When I asked about how to get that list of URLs it unprompted also gave me this line to strip the timestamp of the snapshot from each line of the file:
awk '{print "https://web.archive.org/web/" $1 "/" $2}' urls_raw.txt > urls.txt
Great! We now have a full list of working URLs that the Wayback Machine has of the site I'm interested in!
I spent some time here getting ChatGPT to give me a script to de-duplicate the list to only have one record per-URL (only using the latest snapshotted version), and then trying to download and parse those files to extract only the content. But this was just too much work to do - the parsers couldn't always reliably extract the content of the page (using readability), and the markdown wasn't always what I wanted (using pandoc).
So I needed a new idea.
Well, I love RSS, and this blog was WordPress, so it definitely had a feed, and I made sure at the time that we always published full-content in the feeds, so let's grab that!
I manually selected all the URLs from the long list which listed the main feed for the blog and put them in their own file. This gave me 33 lines, and I knew there would be a ton of duplication of items between snapshots, so I couldn't just do a naive merge. At this point I moved to VS Code using Agent mode.
Very quickly it built me a bash script to download the files and name them after their snapshot timestamp, and a Python script to loop over those locale files, and each time it found a new GUID value, add the item to a new RSS file. Voila, I now have a local, single RSS file containing all the content and metadata of the content posted to that blog that was deleted years ago!

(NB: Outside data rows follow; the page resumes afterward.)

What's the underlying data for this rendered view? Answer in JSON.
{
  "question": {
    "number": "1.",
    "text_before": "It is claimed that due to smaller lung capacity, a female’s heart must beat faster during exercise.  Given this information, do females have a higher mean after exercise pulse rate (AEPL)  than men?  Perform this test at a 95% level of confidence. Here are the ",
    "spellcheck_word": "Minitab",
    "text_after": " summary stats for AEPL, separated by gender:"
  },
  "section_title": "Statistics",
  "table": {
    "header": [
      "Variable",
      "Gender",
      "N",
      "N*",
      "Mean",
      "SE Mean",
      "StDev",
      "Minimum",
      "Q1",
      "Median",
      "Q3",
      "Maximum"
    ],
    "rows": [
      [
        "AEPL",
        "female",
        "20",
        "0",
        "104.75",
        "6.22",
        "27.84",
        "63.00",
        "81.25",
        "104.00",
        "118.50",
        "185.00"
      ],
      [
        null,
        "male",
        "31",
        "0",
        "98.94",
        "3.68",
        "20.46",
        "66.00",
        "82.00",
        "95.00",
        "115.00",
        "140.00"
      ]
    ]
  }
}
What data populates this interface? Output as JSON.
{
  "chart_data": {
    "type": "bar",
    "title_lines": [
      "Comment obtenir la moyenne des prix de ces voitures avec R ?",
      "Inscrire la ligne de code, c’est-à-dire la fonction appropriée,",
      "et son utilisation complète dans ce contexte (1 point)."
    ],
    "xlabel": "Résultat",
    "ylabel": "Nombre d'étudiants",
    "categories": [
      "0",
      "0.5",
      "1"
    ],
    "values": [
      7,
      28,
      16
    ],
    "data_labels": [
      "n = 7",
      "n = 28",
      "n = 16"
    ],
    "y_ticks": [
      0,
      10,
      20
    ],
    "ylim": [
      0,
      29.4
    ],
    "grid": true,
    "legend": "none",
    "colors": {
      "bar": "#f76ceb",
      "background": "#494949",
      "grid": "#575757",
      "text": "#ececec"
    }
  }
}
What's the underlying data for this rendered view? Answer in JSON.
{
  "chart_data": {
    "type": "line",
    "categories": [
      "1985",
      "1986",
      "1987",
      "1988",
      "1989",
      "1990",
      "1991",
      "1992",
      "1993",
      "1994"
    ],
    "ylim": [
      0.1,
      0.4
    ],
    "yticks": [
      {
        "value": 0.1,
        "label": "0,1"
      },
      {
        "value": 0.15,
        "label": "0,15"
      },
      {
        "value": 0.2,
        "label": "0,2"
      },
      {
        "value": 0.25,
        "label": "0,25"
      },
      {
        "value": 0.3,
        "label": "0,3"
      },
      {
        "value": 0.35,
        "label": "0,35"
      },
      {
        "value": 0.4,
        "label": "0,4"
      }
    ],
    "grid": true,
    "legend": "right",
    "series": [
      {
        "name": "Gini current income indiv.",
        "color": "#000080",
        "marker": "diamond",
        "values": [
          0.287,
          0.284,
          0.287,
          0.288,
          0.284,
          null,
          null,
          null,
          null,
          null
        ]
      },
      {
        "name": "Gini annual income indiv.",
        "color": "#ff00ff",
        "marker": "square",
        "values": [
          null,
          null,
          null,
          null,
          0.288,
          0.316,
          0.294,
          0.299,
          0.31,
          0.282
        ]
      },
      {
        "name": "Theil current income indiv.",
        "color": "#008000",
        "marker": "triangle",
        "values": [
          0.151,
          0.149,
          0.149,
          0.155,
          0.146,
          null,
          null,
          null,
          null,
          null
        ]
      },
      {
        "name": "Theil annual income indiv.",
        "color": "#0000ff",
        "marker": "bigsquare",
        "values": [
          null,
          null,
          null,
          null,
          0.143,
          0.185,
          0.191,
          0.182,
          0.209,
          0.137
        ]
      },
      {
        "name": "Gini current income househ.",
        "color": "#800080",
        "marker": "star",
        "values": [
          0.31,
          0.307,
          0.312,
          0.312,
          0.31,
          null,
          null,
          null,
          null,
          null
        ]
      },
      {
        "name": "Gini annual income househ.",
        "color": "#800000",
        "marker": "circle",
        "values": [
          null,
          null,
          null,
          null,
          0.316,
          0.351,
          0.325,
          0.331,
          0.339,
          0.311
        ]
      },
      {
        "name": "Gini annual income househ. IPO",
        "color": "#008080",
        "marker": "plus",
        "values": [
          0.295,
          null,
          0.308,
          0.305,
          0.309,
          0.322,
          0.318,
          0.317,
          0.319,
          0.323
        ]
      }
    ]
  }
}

I manage this blog with Zola so it was then an iterative job to get the agent to write a script to loop over the RSS file and extract the items I'd written into a new markdown file in the directory I wanted, with the frontmatter I wanted. I did some manual blog template work so that I could highlight that the each of those posts originated elsewhere, and add a new taxonomy so that I could also list them out separately and I was done!
I can't emphasise enough that other than keeping a very loose eye on the generated Python scripts in case there were mistakes, I didn't write any of the code. I had to manually intervene at exactly one point when the generated YAML frontmatter was not indented as Zola required (which I hadn't known about either), but otherwise it was just a matter of looping over a process of asking it to make the next step, hitting 'Accept' and running the script. If I'd had a clearer idea in advance of the exact outcome I wanted I could have used the agent more autonomously, but at the start I didn't really know exactly where I was going to end up or what my detailed requirements were. Given that, it all turned out really well!
You can now view those posts made between 2008 and 2014, including this interesting look in 2011 at which browsers were using our website and a consideration of whether HTML5 was worth using yet!
Of course all the links on those posts are broken, so in a pleasingly circular manner I'll be adding Remy Sharp's approach to linking to the Wayback Machine for all those 404s - another job for AI to do for me perhaps?